Reviews and Features

"Triplette's focused critique of women’s literacy, both of the medieval texts' fictional characters and of women themselves as their readers, not only serves as a means of investigating gender equality and as a corrective to our increasingly partial reading practices, but also proposes a vitally effective method of approaching women's culture."
- Anne J. Cruz, Early Modern Women, Fall 2020

"Chivalry, Reading, and Women’s Culture in Early Modern Spain succeeds not only in examining the female characters in Amadís and Don Quijote but also in cogently and brilliantly bringing Beatriz Bernal and her Cristalián de España to the fore in Spanish Golden Age studies."
- J. A. Garrido Ardila, Renaissance Quarterly, Volume LXXIII, No. 1

Stacey Triplette

Chivalry, Reading, and Women's Culture in Early Modern Spain

From Amadís de Gaula to Don Quixote

The Iberian chivalric romance has long been thought of as an archaic, masculine genre and its popularity as an aberration in European literary history. Chivalry, Reading, and Women’s Culture in Early Modern Spain contests this view, arguing that the surprisingly egalitarian gender politics of Spain’s most famous romance of chivalry has guaranteed it a long afterlife.

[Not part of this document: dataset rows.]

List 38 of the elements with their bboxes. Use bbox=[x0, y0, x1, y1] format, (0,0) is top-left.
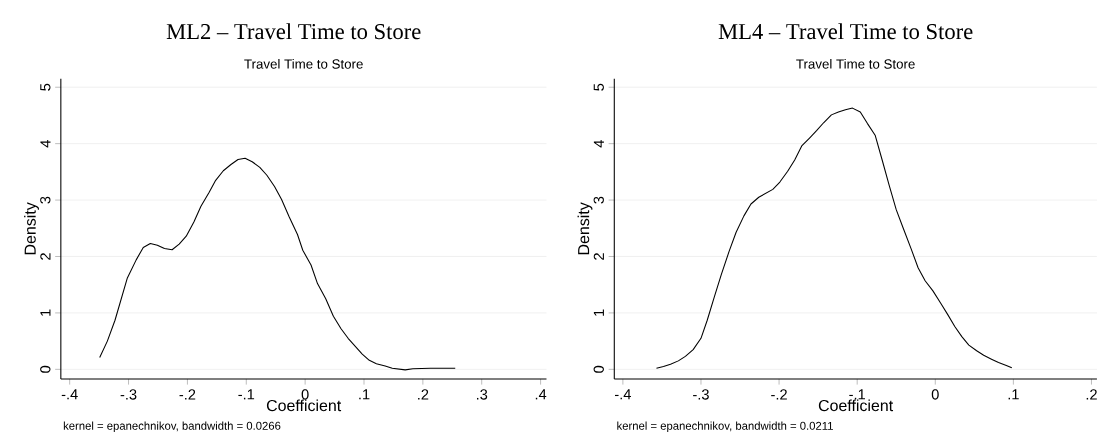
text: kernel = epanechnikov, bandwidth = 0.0266 bbox=[63, 421, 281, 433]
x-tick-label: .1 bbox=[359, 389, 370, 400]
x-tick-label: .4 bbox=[535, 389, 547, 400]
y-tick-label: 4 bbox=[593, 140, 604, 148]
y-tick-label: 2 bbox=[40, 253, 51, 260]
y-axis-title: Density bbox=[577, 202, 593, 255]
x-tick-label: -.4 bbox=[614, 389, 631, 400]
y-tick-label: 3 bbox=[40, 196, 51, 204]
chart-title: ML4 – Travel Time to Store bbox=[718, 23, 973, 40]
y-tick-label: 5 bbox=[40, 83, 51, 91]
y-tick-label: 3 bbox=[593, 196, 604, 204]
x-tick-label: 0 bbox=[931, 389, 939, 400]
text: kernel = epanechnikov, bandwidth = 0.0211 bbox=[617, 421, 833, 433]
y-tick-label: 0 bbox=[40, 365, 51, 373]
x-tick-label: -.3 bbox=[693, 389, 709, 400]
x-tick-label: .3 bbox=[476, 389, 488, 400]
x-tick-label: .1 bbox=[1008, 389, 1019, 400]
chart-title: ML2 – Travel Time to Store bbox=[166, 23, 421, 40]
y-tick-label: 1 bbox=[40, 309, 51, 316]
x-tick-label: -.2 bbox=[771, 389, 787, 400]
x-axis-title: Coefficient bbox=[266, 399, 342, 412]
chart-subtitle: Travel Time to Store bbox=[244, 59, 363, 69]
x-tick-label: .2 bbox=[418, 389, 429, 400]
x-tick-label: -.4 bbox=[61, 389, 78, 400]
x-tick-label: -.1 bbox=[238, 389, 255, 400]
y-tick-label: 5 bbox=[593, 83, 604, 91]
x-tick-label: -.1 bbox=[849, 389, 865, 400]
y-tick-label: 4 bbox=[40, 140, 51, 148]
x-tick-label: -.3 bbox=[120, 389, 137, 400]
y-tick-label: 1 bbox=[593, 309, 604, 316]
y-axis-title: Density bbox=[24, 202, 39, 255]
chart-subtitle: Travel Time to Store bbox=[796, 59, 915, 69]
x-axis-title: Coefficient bbox=[818, 399, 894, 412]
x-tick-label: .2 bbox=[1086, 389, 1097, 400]
x-tick-label: -.2 bbox=[179, 389, 196, 400]
y-tick-label: 2 bbox=[593, 253, 604, 260]
x-tick-label: 0 bbox=[301, 389, 309, 400]
y-tick-label: 0 bbox=[593, 365, 604, 373]
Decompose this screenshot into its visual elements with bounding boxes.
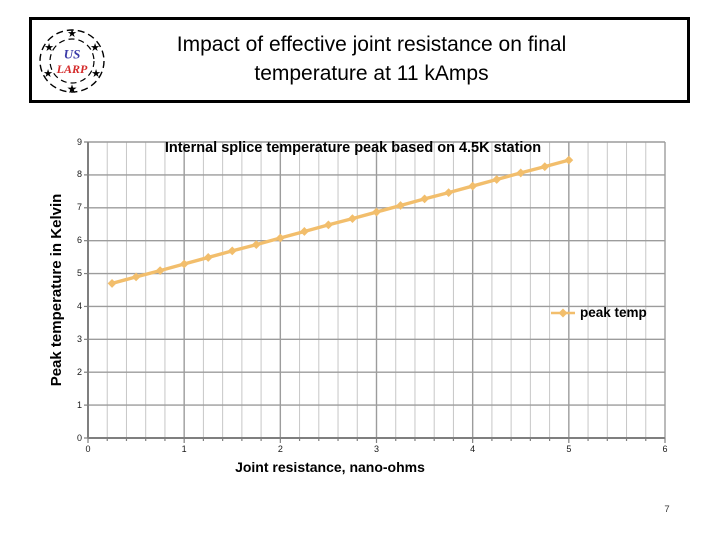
us-larp-logo: ★ ★ ★ ★ ★ ★ US LARP xyxy=(39,28,105,96)
legend-label: peak temp xyxy=(580,305,647,320)
data-point-marker xyxy=(444,188,454,198)
y-tick-label: 8 xyxy=(76,169,82,180)
x-tick-label: 6 xyxy=(662,444,668,454)
page-number: 7 xyxy=(664,504,670,515)
data-point-marker xyxy=(179,259,189,269)
data-point-marker xyxy=(275,233,285,243)
star-icon: ★ xyxy=(44,42,54,54)
data-point-marker xyxy=(420,194,429,204)
data-point-marker xyxy=(540,162,550,172)
logo-outer-ring xyxy=(39,29,105,93)
logo-larp-text: LARP xyxy=(56,62,88,76)
logo-us-text: US xyxy=(64,47,81,62)
data-point-marker xyxy=(372,207,381,217)
x-tick-label: 0 xyxy=(85,444,91,454)
star-icon: ★ xyxy=(67,82,78,96)
x-axis-title: Joint resistance, nano-ohms xyxy=(235,459,425,475)
data-point-marker xyxy=(107,279,117,288)
legend-line-marker xyxy=(551,308,575,317)
y-tick-label: 9 xyxy=(76,136,82,147)
y-tick-label: 0 xyxy=(76,432,82,443)
slide-title: Impact of effective joint resistance on … xyxy=(116,31,687,89)
data-point-marker xyxy=(227,246,237,256)
y-tick-label: 5 xyxy=(76,268,82,279)
slide-title-line2: temperature at 11 kAmps xyxy=(254,62,489,85)
x-tick-label: 2 xyxy=(277,444,283,454)
x-tick-label: 3 xyxy=(373,444,379,454)
y-tick-label: 1 xyxy=(76,399,82,410)
y-tick-label: 2 xyxy=(76,366,82,377)
star-icon: ★ xyxy=(90,42,100,54)
data-point-marker xyxy=(492,175,502,184)
data-point-marker xyxy=(131,272,141,282)
y-tick-label: 4 xyxy=(76,300,82,311)
data-point-marker xyxy=(155,266,165,275)
slide-title-line1: Impact of effective joint resistance on … xyxy=(176,33,567,57)
x-tick-label: 5 xyxy=(566,444,572,454)
y-tick-label: 3 xyxy=(76,333,82,344)
data-point-marker xyxy=(251,240,261,250)
legend-diamond-marker xyxy=(558,308,568,317)
star-icon: ★ xyxy=(67,28,77,40)
data-point-marker xyxy=(396,201,405,210)
star-icon: ★ xyxy=(43,68,53,80)
data-point-marker xyxy=(564,155,574,165)
data-point-marker xyxy=(324,220,333,230)
chart-title: Internal splice temperature peak based o… xyxy=(164,140,542,156)
data-line xyxy=(110,158,571,286)
legend: peak temp xyxy=(551,305,647,320)
data-point-marker xyxy=(516,168,526,178)
data-point-marker xyxy=(348,214,357,224)
y-tick-label: 7 xyxy=(76,202,82,213)
data-point-marker xyxy=(468,181,478,191)
x-tick-label: 4 xyxy=(470,444,476,454)
y-tick-label: 6 xyxy=(76,235,82,246)
slide-title-box: ★ ★ ★ ★ ★ ★ US LARP Impact of effective … xyxy=(29,17,690,103)
data-point-marker xyxy=(299,227,309,236)
star-icon: ★ xyxy=(91,68,101,80)
logo-inner-ring xyxy=(49,38,95,84)
y-axis-title: Peak temperature in Kelvin xyxy=(48,193,65,387)
data-point-marker xyxy=(203,253,213,262)
x-tick-label: 1 xyxy=(181,444,187,454)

Amadís de Gaula had a notorious appeal for female audiences, and the early modern authors who borrowed from it varied in their reactions to its large cast of literate female characters. Don Quixote and other works that situate women as readers carry the influence of Amadís forward into the modern novel. When early modern authors read chivalric romance, they also read gender, harnessing the female characters of the source text to a variety of political and aesthetic purposes.
Author

Stacey Triplette

Stacey Triplette is an Assistant Professor of Spanish and French at the University of Pittsburgh at Greensburg. Her essays have appeared in Cervantes: Bulletin of the Cervantes Society of America, Bulletin of Spanish Studies, and La corónica.